Genius Group increased its Bitcoin holdings from 138 BTC to 180 BTC by purchasing 42 BTC at an average price of $89,700, a move that produced a $1 million realized profit in Q4 2025. The profit is split between $0.8 million earned from repurchasing Bitcoin at lower prices and $0.2 million from a prior sale of 62 BTC in October 2025 at an average of $108,000.

The company also reduced its flexible‑term debt by $1.5 million, bringing the balance down from $9.4 million to $7.9 million. All liens on the company’s assets that had been tied to earlier debt arrangements have been released, further freeing the firm’s balance sheet.

CFO Gaurav Dama said the company has taken “prudent steps” to navigate Bitcoin’s price volatility, realizing significant gains for shareholders while strengthening the balance sheet for future acquisitions, share buybacks and the expansion of its AI‑powered education platform.

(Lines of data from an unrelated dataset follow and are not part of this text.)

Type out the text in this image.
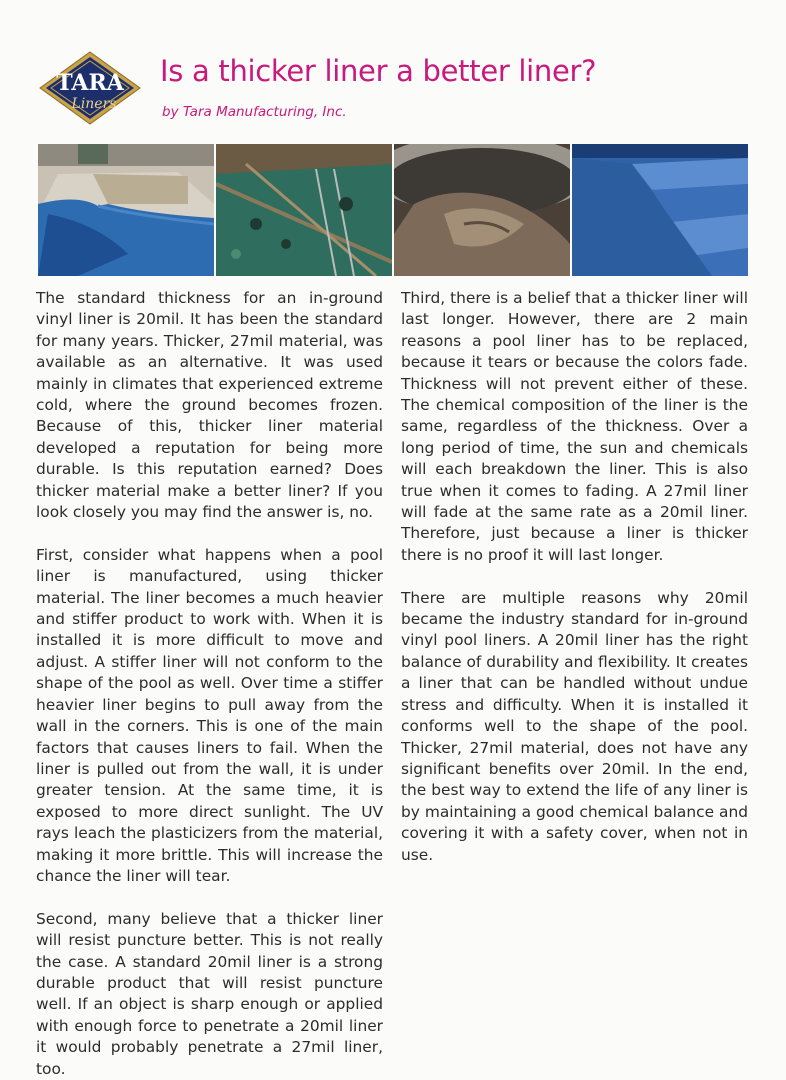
TARA
Liners
Is a thicker liner a better liner?
by Tara Manufacturing, Inc.

The standard thickness for an in-ground vinyl liner is 20mil. It has been the standard for many years. Thicker, 27mil material, was available as an alternative. It was used mainly in climates that experienced extreme cold, where the ground becomes frozen. Because of this, thicker liner material developed a reputation for being more durable. Is this reputation earned? Does thicker material make a better liner? If you look closely you may find the answer is, no.

First, consider what happens when a pool liner is manufactured, using thicker material. The liner becomes a much heavier and stiffer product to work with. When it is installed it is more difficult to move and adjust. A stiffer liner will not conform to the shape of the pool as well. Over time a stiffer heavier liner begins to pull away from the wall in the corners. This is one of the main factors that causes liners to fail. When the liner is pulled out from the wall, it is under greater tension. At the same time, it is exposed to more direct sunlight. The UV rays leach the plasticizers from the material, making it more brittle. This will increase the chance the liner will tear.

Second, many believe that a thicker liner will resist puncture better. This is not really the case. A standard 20mil liner is a strong durable product that will resist puncture well. If an object is sharp enough or applied with enough force to penetrate a 20mil liner it would probably penetrate a 27mil liner, too.

Third, there is a belief that a thicker liner will last longer. However, there are 2 main reasons a pool liner has to be replaced, because it tears or because the colors fade. Thickness will not prevent either of these. The chemical composition of the liner is the same, regardless of the thickness. Over a long period of time, the sun and chemicals will each breakdown the liner. This is also true when it comes to fading. A 27mil liner will fade at the same rate as a 20mil liner. Therefore, just because a liner is thicker there is no proof it will last longer.

There are multiple reasons why 20mil became the industry standard for in-ground vinyl pool liners. A 20mil liner has the right balance of durability and flexibility. It creates a liner that can be handled without undue stress and difficulty. When it is installed it conforms well to the shape of the pool. Thicker, 27mil material, does not have any significant benefits over 20mil. In the end, the best way to extend the life of any liner is by maintaining a good chemical balance and covering it with a safety cover, when not in use.
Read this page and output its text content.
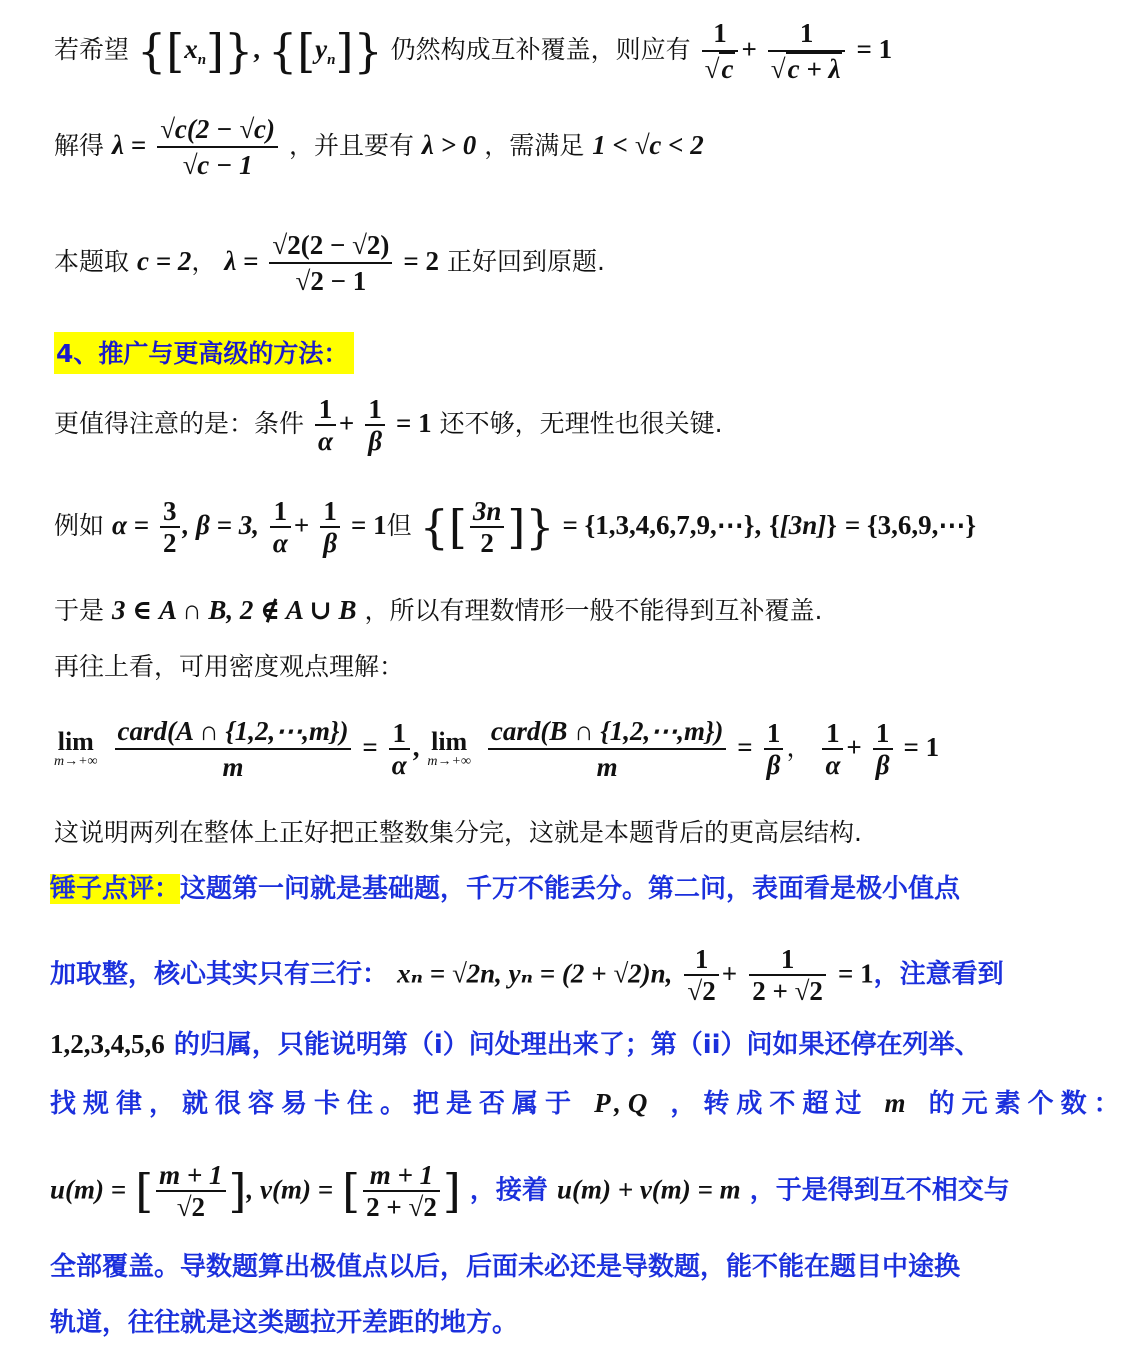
若希望 $\{[x_n]\}$, $\{[y_n]\}$ 仍然构成互补覆盖，则应有 $\frac{1}{√c} + \frac{1}{√c + \lambda} = 1$
解得 $\lambda = \frac{√c(2 - √c)}{√c - 1}$ ，并且要有 λ > 0 ，需满足 1 < √c < 2
本题取 c = 2， $\lambda = \frac{√2(2 - √2)}{√2 - 1} = 2$ 正好回到原题.
4、推广与更高级的方法：
更值得注意的是：条件 $\frac{1}{\alpha} + \frac{1}{\beta} = 1$ 还不够，无理性也很关键.
例如 $\alpha = \frac{3}{2}$ , β = 3, $\frac{1}{\alpha} + \frac{1}{\beta} = 1$但 {[ $\frac{3n}{2}$ ]} = {1,3,4,6,7,9,⋯}, {[3n]} = {3,6,9,⋯}
于是 3 ∈ A ∩ B, 2 ∉ A ∪ B ，所以有理数情形一般不能得到互补覆盖.
再往上看，可用密度观点理解：
lim
m→+∞
$\frac{\text{card(A ∩ \{1,2,⋯,m\})}}{m} = \frac{1}{\alpha}$ , lim
m→+∞
$\frac{\text{card(B ∩ \{1,2,⋯,m\})}}{m} = \frac{1}{\beta}$ ， $\frac{1}{\alpha} + \frac{1}{\beta} = 1$
这说明两列在整体上正好把正整数集分完，这就是本题背后的更高层结构.
锤子点评：这题第一问就是基础题，千万不能丢分。第二问，表面看是极小值点
加取整，核心其实只有三行： xₙ = √2n, yₙ = (2 + √2)n, $\frac{1}{√2} + \frac{1}{2 + √2} = 1$，注意看到
1,2,3,4,5,6 的归属，只能说明第（i）问处理出来了；第（ii）问如果还停在列举、
找规律，就很容易卡住。把是否属于 P,Q ，转成不超过 m 的元素个数：
u(m) = [ $\frac{m + 1}{√2}$ ], v(m) = [ $\frac{m + 1}{2 + √2}$ ] ，接着 u(m) + v(m) = m ，于是得到互不相交与
全部覆盖。导数题算出极值点以后，后面未必还是导数题，能不能在题目中途换
轨道，往往就是这类题拉开差距的地方。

Despite the Treasury profit, Genius Group continues to face negative margins and rapid cash burn. Its Altman Z‑Score sits in the distress zone and the Piotroski F‑Score is poor, underscoring financial fragility. The firm is also embroiled in a class‑action lawsuit against Citadel Securities and Virtu Americas and has filed a RICO suit, both of which could impact cash flows.

The Treasury and debt moves are part of a broader strategy to shore up liquidity amid market volatility. Adding Bitcoin to the treasury provides a hedge and a source of cash‑equivalent reserves, while the debt reduction improves leverage and frees cash for strategic investments. Releasing liens removes constraints on asset use, giving management more flexibility to pursue growth initiatives.

Earlier this year, Genius Group completed a $33 million rights offering to purchase Bitcoin, and the current purchase continues that strategy. The company’s ongoing legal challenges and cash‑burn profile mean that the Treasury profit and debt reduction are important, but they must be viewed in the context of broader financial pressures and a focus on balance‑sheet resilience.